Wie war denn die Reaktion auf Ihre jüngste Veröffentlichung in «Nature»?

Das Echo war überwältigend. Ich hatte schon seit zehn Jahren nicht mehr so viele Anrufe von Medienleuten. Gestern habe ich allein zwölf Live-Interviews für in- und ausländische Radiosender gegeben. Ich musste sogar aus Zeitgründen ein Interview für die BBC absagen, das für Mitternacht geplant war. Natürlich freue ich mich über soviel mediale Aufmerksamkeit, doch eine derartige Flut von Anfragen zu beantworten ist auch sehr energie- und zeitraubend. Glücklicherweise waren die meisten Berichte, die zu unserer neuen Arbeit erschienen sind, von sehr guter Qualität.

Was halten Sie allgemein vonder grossen Medienpräsenz, die die Hirnforschung derzeit geniesst?

Das Ganze hat für mich zwei Seiten. Zum einen hilft das natürlich meiner Wissenschaft in der öffentlichen Wahrnehmung und bei der Finanzierung neuer Forschungsprojekte. Es sind aber auch Probleme damit verbunden. So wird beispielsweise heute auch alte Forschung in neuem Gewand verkauft. Die menschliche Psyche zu verstehen, das war immer schon ein schwieriges Problem. Heute, da man mit den neuen bildgebenden Methoden regelrecht ins lebendige und arbeitende Gehirn hineinschauen kann, sind vor allem wissenschaftliche Laien dazu verleitet, in der Hirnforschung eine Art neue Religion zu sehen, die mitphysikalischen Messverfahren die Seele des Menschen ergründen kann.
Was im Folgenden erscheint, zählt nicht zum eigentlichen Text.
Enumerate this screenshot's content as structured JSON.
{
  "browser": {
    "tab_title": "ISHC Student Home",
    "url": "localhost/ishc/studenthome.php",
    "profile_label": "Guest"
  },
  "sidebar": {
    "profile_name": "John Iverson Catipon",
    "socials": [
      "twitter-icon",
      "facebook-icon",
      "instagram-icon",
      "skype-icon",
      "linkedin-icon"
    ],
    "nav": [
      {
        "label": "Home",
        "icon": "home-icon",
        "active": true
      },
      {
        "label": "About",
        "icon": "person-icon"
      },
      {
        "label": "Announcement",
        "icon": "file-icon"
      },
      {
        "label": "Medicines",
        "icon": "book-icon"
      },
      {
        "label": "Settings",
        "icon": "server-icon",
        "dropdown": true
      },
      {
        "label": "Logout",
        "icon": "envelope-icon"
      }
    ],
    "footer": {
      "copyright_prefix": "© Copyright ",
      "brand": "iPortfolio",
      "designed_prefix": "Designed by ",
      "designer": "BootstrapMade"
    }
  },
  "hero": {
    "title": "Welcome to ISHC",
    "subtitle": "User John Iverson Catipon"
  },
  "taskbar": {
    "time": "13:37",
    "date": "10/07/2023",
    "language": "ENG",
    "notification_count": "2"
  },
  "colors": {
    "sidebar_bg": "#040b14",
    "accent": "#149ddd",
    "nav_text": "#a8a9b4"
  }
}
Solche Hoffnungen werden die Neurowissenschaften aber nicht erfüllen können.

Wird es in Zukunft dennoch neue Quantensprünge in der Hirnforschung geben?

Ich denke schon. Es gibt heute eine Reihe von vielversprechenden Entwicklungen, nur finden diese eher im Verborgenen statt. So wird das bessere Verständnis von Hirnprozessen zu neuen verhaltenstherapeutischen Ansätzen führen. Auch im pharmakologischen und genetischen Bereich werden beispielsweise neue Formen der Kognitions-Rehabilitation entstehen. Und nicht zuletzt wird durch die Umsetzung von Forschungsergebnissen in technische Anwendungen die Entwicklung von Neuroprothesen vorangetrieben, zum Beispiel für blinde oder gelähmte Patienten.